Decadal nitrogen deposition impacts on forest functions and ecosystem services across the Europeanof Alps

Forests provide various ecosystem services (ES), including the delivery of natural resources, the regulation of atmosphere-land surface interactions, and the facilitation of social and cultural activities. However, the acceleration of climate change is increasingly threatening the sustainability of these ES by modifying essential ecological processes via biogeophysical-chemical determinants of critical processes such as fluxes of gases, water, energy, and nutrients. Atmospheric nitrogen deposition is a major air pollutant that affects forest ecosystems through nitrogen cycles. Across the European Alps, though the total nitrogen deposition has steadily decreased since the late 1980s, the present annual deposition remains at medium to high levels (on average 15 kg N/ha), while temperate forests are generally nitrogen-limited.

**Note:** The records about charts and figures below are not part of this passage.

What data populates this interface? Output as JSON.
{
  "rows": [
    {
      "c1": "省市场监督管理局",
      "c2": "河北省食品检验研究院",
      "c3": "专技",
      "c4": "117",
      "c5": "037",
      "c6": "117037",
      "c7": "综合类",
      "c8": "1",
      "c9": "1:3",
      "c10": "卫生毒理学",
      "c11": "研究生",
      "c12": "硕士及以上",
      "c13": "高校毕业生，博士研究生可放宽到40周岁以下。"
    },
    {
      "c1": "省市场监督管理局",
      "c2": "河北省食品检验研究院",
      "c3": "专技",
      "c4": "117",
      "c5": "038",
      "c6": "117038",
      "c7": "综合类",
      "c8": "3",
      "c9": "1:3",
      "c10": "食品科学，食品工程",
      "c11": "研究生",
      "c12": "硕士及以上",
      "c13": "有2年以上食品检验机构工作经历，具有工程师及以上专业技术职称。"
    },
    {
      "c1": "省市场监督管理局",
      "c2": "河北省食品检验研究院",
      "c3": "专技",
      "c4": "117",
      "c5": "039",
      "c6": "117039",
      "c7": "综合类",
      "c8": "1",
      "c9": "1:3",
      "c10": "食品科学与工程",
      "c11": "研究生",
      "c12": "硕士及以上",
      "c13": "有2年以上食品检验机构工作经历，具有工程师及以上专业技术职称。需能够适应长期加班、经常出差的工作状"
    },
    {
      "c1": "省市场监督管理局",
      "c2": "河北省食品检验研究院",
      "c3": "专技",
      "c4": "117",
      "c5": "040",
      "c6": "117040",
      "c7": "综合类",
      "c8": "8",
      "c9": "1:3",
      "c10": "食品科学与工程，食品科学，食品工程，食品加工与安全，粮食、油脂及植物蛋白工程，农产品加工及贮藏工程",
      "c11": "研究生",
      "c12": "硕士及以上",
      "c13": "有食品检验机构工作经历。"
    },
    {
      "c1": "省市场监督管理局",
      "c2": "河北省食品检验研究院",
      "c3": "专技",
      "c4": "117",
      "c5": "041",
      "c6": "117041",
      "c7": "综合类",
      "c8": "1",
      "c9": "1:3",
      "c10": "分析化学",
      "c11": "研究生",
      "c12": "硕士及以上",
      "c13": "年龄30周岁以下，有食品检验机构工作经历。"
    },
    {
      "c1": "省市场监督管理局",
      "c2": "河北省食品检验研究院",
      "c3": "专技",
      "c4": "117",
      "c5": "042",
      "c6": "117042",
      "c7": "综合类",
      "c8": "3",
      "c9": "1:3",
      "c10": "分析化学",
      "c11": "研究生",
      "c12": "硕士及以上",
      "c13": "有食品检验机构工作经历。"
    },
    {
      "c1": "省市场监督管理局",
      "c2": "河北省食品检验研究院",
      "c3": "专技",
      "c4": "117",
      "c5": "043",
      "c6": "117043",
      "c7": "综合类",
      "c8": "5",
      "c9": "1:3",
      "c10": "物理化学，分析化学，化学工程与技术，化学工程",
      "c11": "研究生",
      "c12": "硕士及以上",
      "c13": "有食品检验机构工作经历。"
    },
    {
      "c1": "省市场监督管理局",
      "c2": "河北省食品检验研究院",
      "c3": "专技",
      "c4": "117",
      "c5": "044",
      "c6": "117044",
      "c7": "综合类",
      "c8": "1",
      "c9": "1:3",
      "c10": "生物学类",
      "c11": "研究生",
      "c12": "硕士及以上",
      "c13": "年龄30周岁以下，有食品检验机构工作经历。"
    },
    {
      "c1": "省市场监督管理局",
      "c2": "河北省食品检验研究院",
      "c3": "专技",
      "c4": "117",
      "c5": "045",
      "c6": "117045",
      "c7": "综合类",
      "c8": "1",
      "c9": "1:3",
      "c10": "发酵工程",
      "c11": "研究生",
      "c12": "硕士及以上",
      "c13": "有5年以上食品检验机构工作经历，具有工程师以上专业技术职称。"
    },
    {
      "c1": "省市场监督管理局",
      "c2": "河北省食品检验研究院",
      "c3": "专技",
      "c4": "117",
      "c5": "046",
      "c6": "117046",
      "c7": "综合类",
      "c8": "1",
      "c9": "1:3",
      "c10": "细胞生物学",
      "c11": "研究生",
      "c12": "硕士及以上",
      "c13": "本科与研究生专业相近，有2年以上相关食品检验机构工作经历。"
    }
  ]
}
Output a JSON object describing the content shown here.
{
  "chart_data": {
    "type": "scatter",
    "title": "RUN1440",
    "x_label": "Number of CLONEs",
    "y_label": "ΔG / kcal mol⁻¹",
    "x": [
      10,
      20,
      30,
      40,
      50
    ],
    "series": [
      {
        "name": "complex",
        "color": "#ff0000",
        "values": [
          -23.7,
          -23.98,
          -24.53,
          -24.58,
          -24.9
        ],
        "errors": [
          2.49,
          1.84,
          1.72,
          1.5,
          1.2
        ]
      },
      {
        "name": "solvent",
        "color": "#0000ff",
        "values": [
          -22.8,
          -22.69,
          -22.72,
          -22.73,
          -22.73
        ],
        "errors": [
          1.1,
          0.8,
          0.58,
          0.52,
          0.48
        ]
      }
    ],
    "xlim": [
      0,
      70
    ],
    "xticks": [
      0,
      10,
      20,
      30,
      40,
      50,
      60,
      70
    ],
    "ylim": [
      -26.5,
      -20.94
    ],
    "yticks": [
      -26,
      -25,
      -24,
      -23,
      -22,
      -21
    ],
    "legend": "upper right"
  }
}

How nitrogen deposition affects forests in the Alps, particularly in the context of reduced nitrogen deposition, is critical for anticipating future forest functions and ES. In addition, the promotion of some essential forest ES is inherently contradicting. For instance, timber production requires massive logs of standing trees, whereas mitigating abiotic disturbances and hazards generally necessitates retaining high biomass and biological diversity. Balancing forest multi-functions is, therefore, integral to ensuring better, more sustainable use of natural resources benefiting our societies in the context of rapid global change. Here, we focus on (i) building a framework to identify and integratively quantify various ES across 6000 Swiss National Forest Inventory plots; (ii) quantifying and comparing the impact of nitrogen deposition on various ES at the stand level since 1990 in a multivariate inference framework while explicitly taking into account potential spatial dependence and confounding factors using [YV1] a stochastics process embedded in the multivariate framework; (iii) quantifying the overall impact of two-decadal nitrogen deposition rates on forest multi-functionalities accounting for the synergies between each ES. Finally, we discuss the potential and conditions for transposing these impacts to other forest ecosystems.